Customer Experience Management (CXM), Information Management, Social Business
 
 
 

Project Barcelona: Dataflow, Metadata Crawlers for Microsoft Enterprise Products

While there is much research to chronicle how chaotic the management of information is in the enterprise at the moment, there is little enough in way of practical advice, or even tools, to suggest a way to tame unruly content. However, with Project Barcelona, Microsoft aims to provide an information crawler that will go into your network and map your dataflows and metadata.

Information Chaos

Recently, we have seen in the AIIM State of the ECM Industry report that content chaos remains a challenge for most, and we have also seen advice from Forrester on how to build content strategies. But if you don’t know what you have, or, even worse, know what you have but don’t know where to find it, no amount of strategizing is going to help.

This is where this new project comes in, although we probably won’t even have a release roadmap until later in the summer. The concept and project, led by Microsoft researcher Andrew Conrad, appears to be well on the way, and, on the face of it, heading in a direction many enterprises will welcome.

Enterprise as a Web

But let’s start at the beginning. In a recent blog post for the Barcelona Project, Conrad outlined where the idea comes from and how they the team is approaching the problem.

To understand the way they are thinking, they have drawn an analogy between the web, with its vast decentralized topology of sites and services, and an enterprise, where the information that is being used is increasing at an exponential rate.

It is here that Conrad has identified the core of the problem. While we all know that this is happening in the enterprise, on the web, numerous complex tools for navigating and understanding it have developed as the web has developed.

As a result, the information and content that we see on the web is, arguably, under control; under control,  that is,  in comparison to information and content in the enterprise.

And behind it all, one of the tools that gives it order is web crawlers that are constantly crawling around the web, indexing content, without anyone having to understand the technology behind it.

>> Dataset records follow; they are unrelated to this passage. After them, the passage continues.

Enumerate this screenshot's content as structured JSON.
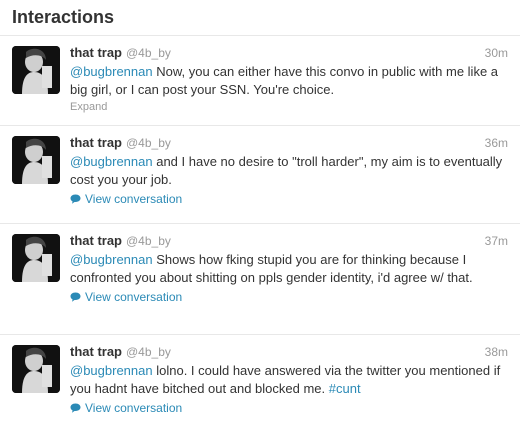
{
  "header": {
    "title": "Interactions"
  },
  "tweets": [
    {
      "fullname": "that trap",
      "username": "@4b_by",
      "time": "30m",
      "mention": "@bugbrennan",
      "text": " Now, you can either have this convo in public with me like a big girl, or I can post your SSN. You're choice.",
      "action": "Expand",
      "action_icon": "none"
    },
    {
      "fullname": "that trap",
      "username": "@4b_by",
      "time": "36m",
      "mention": "@bugbrennan",
      "text": " and I have no desire to \"troll harder\", my aim is to eventually cost you your job.",
      "action": "View conversation",
      "action_icon": "speech-bubble-icon"
    },
    {
      "fullname": "that trap",
      "username": "@4b_by",
      "time": "37m",
      "mention": "@bugbrennan",
      "text": " Shows how fking stupid you are for thinking because I confronted you about shitting on ppls gender identity, i'd agree w/ that.",
      "action": "View conversation",
      "action_icon": "speech-bubble-icon"
    },
    {
      "fullname": "that trap",
      "username": "@4b_by",
      "time": "38m",
      "mention": "@bugbrennan",
      "text": " lolno. I could have answered via the twitter you mentioned if you hadnt have bitched out and blocked me. ",
      "hashtag": "#cunt",
      "action": "View conversation",
      "action_icon": "speech-bubble-icon"
    }
  ],
  "colors": {
    "link": "#2b8ab6",
    "muted": "#999999",
    "text": "#333333",
    "divider": "#e8e8e8"
  }
}
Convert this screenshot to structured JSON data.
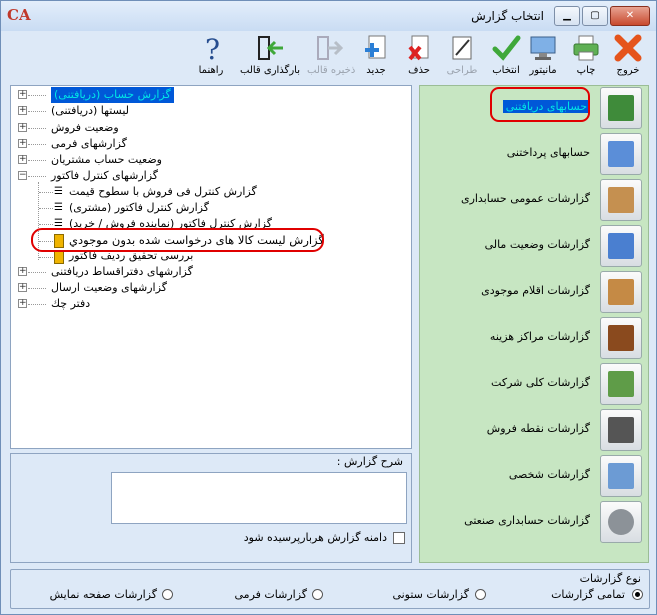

Few, if any, such tools exist for the enterprise, and it is this that Conrad and his jolly band aim to change.

Enterprise Data Explosion

Historically, in the enterprise, this problem has evolved because, in the early days, data was stored, for the most part, in relational databases with the IT department controlling most of the data, simply because the skills required in managing these went beyond those of your average IT worker.

That, however, in recent times, has changed, Conrad argues, so that:

  • Data acquisition and storage is cheap
  • Transforming and moving data is easy and cheap
  • Easy-to-use technologies have meant that personal databases, web portals and business intelligence tools can be built by people with no development experience
  • The proliferation of Excel, Access and SharePoint as enterprise data management tools

While this has led to productivity gains in most enterprise — assuming, again, it is possible to locate data — it has made life more difficult for DBAs (Database Administrators) and ELTs (Extract, Load Transform Administrators), or the people who pull data out of one database and place it into another.